Gulf States Support Turkey Given Crashing Lira as AD Ports Ties Deal with Turkey SWF

Posted on 11/25/2021

AD Ports Group (Abu Dhabi Ports Group) is owned by the Abu Dhabi Developmental Holding Company PJSC. AD Ports Group signed a strategic partnership agreement with Turkiye Varlik Fonu (Turkey Wealth Fund) to collaborate on major investment opportunities for port development and operations, and to coordinate efforts to examine other logistics-related investment projects within Turkey. The ceremony was held in Turkey. Under the terms of the agreement, the two organizations will collaborate in exploring and examining a range of opportunities for investments in Turkey, establishing a joint steering committee to assess all investment opportunities and foster trade ties between the two parties. The agreement will strengthen AD Ports Group position as a leading integrated ports and logistics entity in the region and will increase trade between the United Arab Emirates and Turkey. AD Ports Group manages 11 ports and terminals in the UAE and Guinea.

Turkey has a population of around 85 million people.

Falling Turkish Lira and Rising Inflation
This is all in the backdrop of a falling Turkish lira. The lira crashed to a record low of 13.44 to the U.S. dollar on November 23, 2021. Investors are worried about the aggressive monetary policies of Turkey’s central bank. The lira was trading at 12.7272 to the U.S. dollar at 4 p.m. local time on November 23, 2021, and was down around 15% on the day at one point. In November 2019, the Turkish lira was trading around 5.6 to the U.S. dollar. In the middle of 2017, the Turkish lira was trading around 3.5 to the U.S. dollar. The Turkish lira has been on a steeper downward drop against the U.S. dollar since early 2018 due to a mixture of shrinking current account deficits, geopolitical tensions with the West, lower currency reserves, growing fiscal debt, and a refusal to raise interest rates to tame inflation.

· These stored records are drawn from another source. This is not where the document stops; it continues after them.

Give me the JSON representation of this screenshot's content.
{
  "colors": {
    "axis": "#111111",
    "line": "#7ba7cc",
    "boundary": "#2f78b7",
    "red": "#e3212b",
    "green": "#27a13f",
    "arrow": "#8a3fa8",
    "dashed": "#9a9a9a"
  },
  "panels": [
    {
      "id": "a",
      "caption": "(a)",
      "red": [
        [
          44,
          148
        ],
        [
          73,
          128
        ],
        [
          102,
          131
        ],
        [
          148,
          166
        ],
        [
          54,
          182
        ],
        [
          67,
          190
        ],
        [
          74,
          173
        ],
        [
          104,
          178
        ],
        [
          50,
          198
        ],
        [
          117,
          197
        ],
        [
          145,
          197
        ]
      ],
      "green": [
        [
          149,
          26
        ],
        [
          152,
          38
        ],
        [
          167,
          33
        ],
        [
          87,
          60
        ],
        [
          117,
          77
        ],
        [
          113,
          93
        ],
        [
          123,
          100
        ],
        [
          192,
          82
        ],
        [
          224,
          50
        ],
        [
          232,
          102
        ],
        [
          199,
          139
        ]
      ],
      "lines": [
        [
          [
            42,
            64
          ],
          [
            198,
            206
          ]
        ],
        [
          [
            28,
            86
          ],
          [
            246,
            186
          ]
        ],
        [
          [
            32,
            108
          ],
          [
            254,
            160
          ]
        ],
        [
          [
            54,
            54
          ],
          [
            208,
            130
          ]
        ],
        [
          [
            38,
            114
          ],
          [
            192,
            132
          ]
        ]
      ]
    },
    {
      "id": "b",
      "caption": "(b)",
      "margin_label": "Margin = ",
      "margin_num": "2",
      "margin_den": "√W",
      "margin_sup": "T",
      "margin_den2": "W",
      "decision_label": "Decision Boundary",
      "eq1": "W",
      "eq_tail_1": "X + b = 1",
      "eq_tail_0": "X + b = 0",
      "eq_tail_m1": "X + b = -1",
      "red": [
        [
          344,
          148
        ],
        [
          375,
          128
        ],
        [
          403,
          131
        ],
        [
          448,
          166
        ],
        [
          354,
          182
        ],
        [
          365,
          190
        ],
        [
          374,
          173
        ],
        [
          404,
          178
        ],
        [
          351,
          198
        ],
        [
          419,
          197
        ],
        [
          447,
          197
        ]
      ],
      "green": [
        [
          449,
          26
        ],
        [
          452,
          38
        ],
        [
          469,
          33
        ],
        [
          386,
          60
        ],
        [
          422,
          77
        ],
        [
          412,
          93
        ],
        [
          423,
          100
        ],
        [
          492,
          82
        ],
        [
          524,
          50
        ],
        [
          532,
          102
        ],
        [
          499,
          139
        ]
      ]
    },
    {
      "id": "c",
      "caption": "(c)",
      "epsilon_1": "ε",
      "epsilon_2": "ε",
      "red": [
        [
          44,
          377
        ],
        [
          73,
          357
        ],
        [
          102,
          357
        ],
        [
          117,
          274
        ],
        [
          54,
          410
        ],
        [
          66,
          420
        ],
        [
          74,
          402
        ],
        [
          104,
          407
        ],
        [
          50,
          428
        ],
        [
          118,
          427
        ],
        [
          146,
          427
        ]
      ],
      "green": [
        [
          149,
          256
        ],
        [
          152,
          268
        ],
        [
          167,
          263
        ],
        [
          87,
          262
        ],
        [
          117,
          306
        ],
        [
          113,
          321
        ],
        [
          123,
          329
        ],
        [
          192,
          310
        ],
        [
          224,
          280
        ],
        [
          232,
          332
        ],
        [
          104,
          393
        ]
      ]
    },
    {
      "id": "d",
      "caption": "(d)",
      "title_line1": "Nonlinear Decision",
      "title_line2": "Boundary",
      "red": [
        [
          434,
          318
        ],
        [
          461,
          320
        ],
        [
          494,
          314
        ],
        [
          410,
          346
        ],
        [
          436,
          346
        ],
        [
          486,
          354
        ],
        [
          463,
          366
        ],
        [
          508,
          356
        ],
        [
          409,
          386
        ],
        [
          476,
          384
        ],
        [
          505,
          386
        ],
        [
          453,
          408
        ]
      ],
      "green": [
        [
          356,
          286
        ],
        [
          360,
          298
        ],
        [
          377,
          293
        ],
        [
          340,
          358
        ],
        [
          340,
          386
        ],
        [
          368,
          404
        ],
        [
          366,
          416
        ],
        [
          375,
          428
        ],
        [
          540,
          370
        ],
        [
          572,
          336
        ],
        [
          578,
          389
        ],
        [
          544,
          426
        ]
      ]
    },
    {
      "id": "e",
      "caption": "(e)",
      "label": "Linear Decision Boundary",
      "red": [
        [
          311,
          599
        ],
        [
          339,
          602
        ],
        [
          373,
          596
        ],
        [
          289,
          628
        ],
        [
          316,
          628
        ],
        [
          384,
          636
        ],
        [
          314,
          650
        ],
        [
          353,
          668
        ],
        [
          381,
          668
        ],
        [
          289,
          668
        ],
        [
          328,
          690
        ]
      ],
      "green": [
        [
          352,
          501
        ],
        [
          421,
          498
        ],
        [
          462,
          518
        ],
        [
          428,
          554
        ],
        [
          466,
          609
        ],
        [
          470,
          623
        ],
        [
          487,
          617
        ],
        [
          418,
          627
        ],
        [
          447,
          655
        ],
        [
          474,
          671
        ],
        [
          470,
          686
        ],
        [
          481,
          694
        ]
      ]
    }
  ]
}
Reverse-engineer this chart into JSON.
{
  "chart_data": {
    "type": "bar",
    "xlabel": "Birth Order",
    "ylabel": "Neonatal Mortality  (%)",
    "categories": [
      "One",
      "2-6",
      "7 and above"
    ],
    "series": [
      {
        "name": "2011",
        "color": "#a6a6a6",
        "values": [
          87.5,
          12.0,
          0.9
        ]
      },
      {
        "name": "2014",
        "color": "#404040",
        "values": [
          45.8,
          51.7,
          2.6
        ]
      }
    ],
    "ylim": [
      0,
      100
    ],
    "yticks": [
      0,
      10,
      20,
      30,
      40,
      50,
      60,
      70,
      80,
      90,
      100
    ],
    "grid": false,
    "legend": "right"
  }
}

Erdogan Banking on Export Growth
Following the dismissal of three central bank governors within the span of two years, Turkish President Recep Tayyip Erdogan defended his central bank’s continued interest rate cuts amid rising double-digit inflation. The pressure by Erdogan instructed ​Turkey’s central bank to cut rates by 400 basis points over the past three months despite inflation reaching new highs. Inflation in Turkey is now near 20%. Turkey is facing net capital outflows by foreign investors and increasing rates of U.S. dollarization by its citizens. The one silver lining for Turkey is the ability for more exports, which is why this port deal is interesting. Erdogan hopes that growing exports combined with import compression will move the current account balance into surplus.